Friday, March 28, 2008

Talk on disk as the new RAM

Northeastern Professor Gene Cooperman recently gave a curious Google engEdu tech talk, "Disk-Based Parallel Computation, Rubik's Cube, and Checkpointing".

Gene's starting point is that "disk is the new RAM" and the "disks of a cluster can serve as if they were RAM" because the bandwidth to 50 disks is 5G/second, same as the bandwidth to RAM.

The talk just gets more fun from there, with Gene claiming that "a compute cluster with 32 quad core nodes, each with 500G of local disk, is a good approximation of ... a single computer with 10 terabytes of RAM and 200 CPU cores."

The premise is, of course, outlandish. The obvious issue to come up is that the latency characteristics of 10T of RAM is totally different than the latency characteristics of 32 500G disks.

But, as long as long as we can batch the reads and writes to the disk, this difference does not matter. Gene gives a few classes of algorithms -- breadth first state-space search, some algorithms that involve millions of accesses to hash tables, some types of pointer chasing -- that they have found amenable to the model.

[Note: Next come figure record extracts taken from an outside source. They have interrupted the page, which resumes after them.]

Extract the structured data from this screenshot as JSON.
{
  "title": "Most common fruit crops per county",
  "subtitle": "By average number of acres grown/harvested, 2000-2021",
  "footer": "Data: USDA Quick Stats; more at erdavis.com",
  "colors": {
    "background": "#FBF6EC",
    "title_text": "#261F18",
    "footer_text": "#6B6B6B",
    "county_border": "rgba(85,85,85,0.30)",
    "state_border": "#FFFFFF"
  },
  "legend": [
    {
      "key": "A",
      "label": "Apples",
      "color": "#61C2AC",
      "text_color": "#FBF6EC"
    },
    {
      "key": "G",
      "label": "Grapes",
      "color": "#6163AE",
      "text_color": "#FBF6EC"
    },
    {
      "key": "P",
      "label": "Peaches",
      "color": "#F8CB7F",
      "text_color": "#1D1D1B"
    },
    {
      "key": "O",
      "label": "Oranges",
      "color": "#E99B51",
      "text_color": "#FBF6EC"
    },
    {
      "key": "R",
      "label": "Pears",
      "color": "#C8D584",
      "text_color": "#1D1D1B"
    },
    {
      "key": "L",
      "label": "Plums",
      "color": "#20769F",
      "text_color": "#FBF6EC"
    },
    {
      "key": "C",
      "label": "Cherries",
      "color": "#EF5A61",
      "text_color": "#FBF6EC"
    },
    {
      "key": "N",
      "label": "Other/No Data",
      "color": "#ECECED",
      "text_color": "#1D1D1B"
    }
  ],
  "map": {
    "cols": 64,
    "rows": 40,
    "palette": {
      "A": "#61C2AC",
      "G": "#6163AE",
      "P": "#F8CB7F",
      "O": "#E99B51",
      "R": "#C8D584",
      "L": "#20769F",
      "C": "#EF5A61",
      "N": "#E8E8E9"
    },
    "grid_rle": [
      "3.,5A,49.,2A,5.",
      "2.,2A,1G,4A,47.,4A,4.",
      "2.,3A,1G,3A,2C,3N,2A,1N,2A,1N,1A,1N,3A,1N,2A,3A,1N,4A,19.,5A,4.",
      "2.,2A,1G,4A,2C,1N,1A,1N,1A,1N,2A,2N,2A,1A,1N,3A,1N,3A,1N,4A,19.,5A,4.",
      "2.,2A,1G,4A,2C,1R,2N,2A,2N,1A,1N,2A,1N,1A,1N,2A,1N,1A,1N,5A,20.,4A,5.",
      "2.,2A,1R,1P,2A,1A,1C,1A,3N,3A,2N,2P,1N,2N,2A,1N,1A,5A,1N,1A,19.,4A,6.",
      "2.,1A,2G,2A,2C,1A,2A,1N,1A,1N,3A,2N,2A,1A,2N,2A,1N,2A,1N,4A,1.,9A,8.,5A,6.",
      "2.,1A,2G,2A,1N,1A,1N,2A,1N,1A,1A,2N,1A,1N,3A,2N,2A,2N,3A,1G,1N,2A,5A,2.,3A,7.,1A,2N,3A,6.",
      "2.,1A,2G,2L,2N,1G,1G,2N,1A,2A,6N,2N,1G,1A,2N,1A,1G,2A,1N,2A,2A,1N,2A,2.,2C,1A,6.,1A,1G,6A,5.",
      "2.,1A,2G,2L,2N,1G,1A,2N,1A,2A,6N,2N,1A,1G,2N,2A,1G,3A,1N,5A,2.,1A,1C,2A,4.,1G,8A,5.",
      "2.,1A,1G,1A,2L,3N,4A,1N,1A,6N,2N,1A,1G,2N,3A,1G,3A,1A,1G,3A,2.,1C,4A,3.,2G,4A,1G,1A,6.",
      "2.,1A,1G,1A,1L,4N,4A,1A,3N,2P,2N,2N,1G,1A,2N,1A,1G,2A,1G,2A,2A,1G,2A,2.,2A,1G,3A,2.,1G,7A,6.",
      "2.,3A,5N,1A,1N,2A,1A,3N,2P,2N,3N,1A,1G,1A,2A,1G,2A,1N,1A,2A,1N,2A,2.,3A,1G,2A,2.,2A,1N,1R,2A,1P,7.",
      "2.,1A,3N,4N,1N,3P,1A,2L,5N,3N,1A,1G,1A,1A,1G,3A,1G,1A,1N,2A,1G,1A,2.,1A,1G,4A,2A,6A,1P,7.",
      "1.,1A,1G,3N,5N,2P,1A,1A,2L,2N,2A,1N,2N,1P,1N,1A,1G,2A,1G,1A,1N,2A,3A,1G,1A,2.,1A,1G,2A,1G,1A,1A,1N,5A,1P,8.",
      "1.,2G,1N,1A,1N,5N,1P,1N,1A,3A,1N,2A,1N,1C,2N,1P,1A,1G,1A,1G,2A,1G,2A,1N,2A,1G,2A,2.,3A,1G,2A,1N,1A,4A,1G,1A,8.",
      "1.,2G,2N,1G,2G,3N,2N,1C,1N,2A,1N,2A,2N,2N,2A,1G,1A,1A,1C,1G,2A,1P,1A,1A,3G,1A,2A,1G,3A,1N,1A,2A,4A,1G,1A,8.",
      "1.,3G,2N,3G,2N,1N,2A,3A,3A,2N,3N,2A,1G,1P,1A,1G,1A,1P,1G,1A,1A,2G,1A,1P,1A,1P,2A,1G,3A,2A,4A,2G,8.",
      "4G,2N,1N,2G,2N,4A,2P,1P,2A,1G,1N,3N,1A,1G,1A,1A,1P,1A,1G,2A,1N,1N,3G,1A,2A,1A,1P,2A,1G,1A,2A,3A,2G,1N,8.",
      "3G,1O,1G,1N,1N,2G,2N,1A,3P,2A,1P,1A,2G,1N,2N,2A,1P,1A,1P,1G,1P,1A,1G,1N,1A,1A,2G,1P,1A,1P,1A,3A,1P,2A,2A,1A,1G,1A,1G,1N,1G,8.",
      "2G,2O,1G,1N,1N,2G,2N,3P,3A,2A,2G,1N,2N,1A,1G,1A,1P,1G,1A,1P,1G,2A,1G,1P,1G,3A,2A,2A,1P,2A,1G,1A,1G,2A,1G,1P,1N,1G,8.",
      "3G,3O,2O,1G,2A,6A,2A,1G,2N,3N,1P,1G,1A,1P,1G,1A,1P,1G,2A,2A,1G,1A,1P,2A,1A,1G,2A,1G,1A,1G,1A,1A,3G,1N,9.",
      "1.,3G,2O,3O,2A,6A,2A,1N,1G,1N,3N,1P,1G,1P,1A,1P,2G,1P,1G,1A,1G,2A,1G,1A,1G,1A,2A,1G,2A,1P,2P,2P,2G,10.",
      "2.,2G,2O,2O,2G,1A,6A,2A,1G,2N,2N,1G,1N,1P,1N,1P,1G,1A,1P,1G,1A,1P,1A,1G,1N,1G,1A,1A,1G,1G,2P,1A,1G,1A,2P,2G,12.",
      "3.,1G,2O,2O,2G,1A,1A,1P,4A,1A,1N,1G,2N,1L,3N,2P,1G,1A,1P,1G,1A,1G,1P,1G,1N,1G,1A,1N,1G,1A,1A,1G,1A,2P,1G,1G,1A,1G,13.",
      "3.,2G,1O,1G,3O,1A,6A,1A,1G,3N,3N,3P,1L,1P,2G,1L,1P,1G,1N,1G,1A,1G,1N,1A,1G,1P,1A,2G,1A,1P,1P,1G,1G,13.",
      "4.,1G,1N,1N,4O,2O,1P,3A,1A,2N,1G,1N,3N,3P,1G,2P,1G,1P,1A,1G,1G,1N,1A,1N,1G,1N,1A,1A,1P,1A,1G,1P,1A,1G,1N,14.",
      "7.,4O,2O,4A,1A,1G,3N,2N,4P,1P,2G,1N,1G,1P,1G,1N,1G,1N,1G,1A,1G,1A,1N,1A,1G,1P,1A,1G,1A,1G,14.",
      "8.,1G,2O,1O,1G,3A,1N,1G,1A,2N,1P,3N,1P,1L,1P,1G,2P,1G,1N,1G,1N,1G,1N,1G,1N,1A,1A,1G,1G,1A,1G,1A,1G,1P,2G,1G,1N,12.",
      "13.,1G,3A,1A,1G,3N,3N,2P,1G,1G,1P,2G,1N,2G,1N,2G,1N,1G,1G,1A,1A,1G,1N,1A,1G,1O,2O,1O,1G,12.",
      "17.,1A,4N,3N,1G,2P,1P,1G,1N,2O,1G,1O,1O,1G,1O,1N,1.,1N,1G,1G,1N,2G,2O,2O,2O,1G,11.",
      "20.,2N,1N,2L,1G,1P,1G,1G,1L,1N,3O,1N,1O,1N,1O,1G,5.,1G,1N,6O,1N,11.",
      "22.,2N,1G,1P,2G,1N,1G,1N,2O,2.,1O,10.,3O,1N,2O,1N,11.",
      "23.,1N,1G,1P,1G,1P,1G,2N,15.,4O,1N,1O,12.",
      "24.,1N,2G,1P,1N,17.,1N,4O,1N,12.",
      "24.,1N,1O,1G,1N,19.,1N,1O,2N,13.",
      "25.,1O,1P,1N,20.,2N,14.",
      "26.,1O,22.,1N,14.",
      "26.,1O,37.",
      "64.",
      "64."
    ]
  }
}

This has parallels to MapReduce and the changes we need to do to algorithms to make them work well in a MapReduce framework, as one Googler pointed out during the Q&A.

If you only have time for a few minutes and want the gist of the talk, I would recommend you at least watch from 31:48 for 5-10 minutes.

2 comments:

Amit said...

With the increasing penalty for cache misses, RAM is the new disk, and disk is the new tape. And Flash memory is I have no idea what ;)

Filip said...

I don't think the point of disk becoming new RAM is valid in any case but a really specific one (the one mentioned in your article).

There's not just cache misses, there are other problems. Disk is the main component in current-days computers that hasn't kept up with speed increases.
Sure, it may be possible to improve on that with parallellism, but that introduces other problems — more points of failure, heat issues, increase power requirements, etc. Not to mention the physical size requirements.